Yesterday I commented on the hymn “And Are We Yet Alive,”
and to a much lesser extent “O for a Thousand Tongues to Sing.” Both of these hymns (texts by Charles Wesley)
play an important part in the history of the Methodist movement. This is not only because they are hymns that
we frequently use in worship, and therefore that the great majority of
Methodists know (or at least recognize).
These texts are also important because they serve to carry the freight
of traditional Methodist theology.
Charles Wesley wrote an average of 10 poetic lines a day for
50 years. He wrote 8,989 hymns. He wrote
hymns that taught and reinforced understanding of the basics of scripture and
of Methodist theology.
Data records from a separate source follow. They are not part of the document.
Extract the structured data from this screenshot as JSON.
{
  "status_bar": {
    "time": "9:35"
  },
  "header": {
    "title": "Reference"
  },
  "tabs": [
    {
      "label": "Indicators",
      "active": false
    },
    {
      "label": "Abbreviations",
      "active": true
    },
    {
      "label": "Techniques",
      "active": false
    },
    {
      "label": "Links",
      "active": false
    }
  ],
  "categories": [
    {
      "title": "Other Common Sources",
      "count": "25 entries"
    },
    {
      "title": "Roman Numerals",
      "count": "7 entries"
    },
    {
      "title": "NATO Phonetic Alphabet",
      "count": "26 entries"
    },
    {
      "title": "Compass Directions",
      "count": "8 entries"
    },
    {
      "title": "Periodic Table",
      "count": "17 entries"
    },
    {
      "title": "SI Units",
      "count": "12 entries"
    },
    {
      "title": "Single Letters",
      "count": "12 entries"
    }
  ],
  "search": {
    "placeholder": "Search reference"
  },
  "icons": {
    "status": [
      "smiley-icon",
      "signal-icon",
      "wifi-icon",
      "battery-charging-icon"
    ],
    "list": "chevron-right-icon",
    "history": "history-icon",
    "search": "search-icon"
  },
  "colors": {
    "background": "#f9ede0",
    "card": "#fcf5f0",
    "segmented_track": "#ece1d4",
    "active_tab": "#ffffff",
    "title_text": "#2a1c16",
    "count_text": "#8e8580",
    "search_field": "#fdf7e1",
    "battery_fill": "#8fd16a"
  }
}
In “And Are We
Yet Alive” for instance, according to The United Methodist Church’s
Discipleship Ministries website:
The
original four stanzas represent a progression through the Wesleyan "way of
salvation." The first stanza reminds us that God's prevenient grace has
been present with us, preserving and protecting us even in our absence from one
another; the second that God's justifying grace has saved us from sin and
imputed to us his righteousness. In the third stanza, we see that God's redeeming
grace has saved us and starts the work of regeneration in us. The final
(omitted) stanza reminds us that God's sanctifying grace continues to work in
us until the day we finally meet Christ, moving us from our imperfect state to
entire sanctification.
The measure of great church music is that it transports the
heart and mind heavenward. Great music is not a theological treatise,
that aims at the intellect only. But
neither is it mindless repetition that purposes to create feeling to the
neglect of understanding: (O come, come, come, come, come, come, come, come,
come… to the church in the wildwood).
Our worship time is too short, its opportunities too
precious, to fritter away on meaningless verbiage. Fred Craddock used to say that “We don’t get
nourishment by chewing, but by chewing food.”
He was talking about preaching.
But it works for church music as well.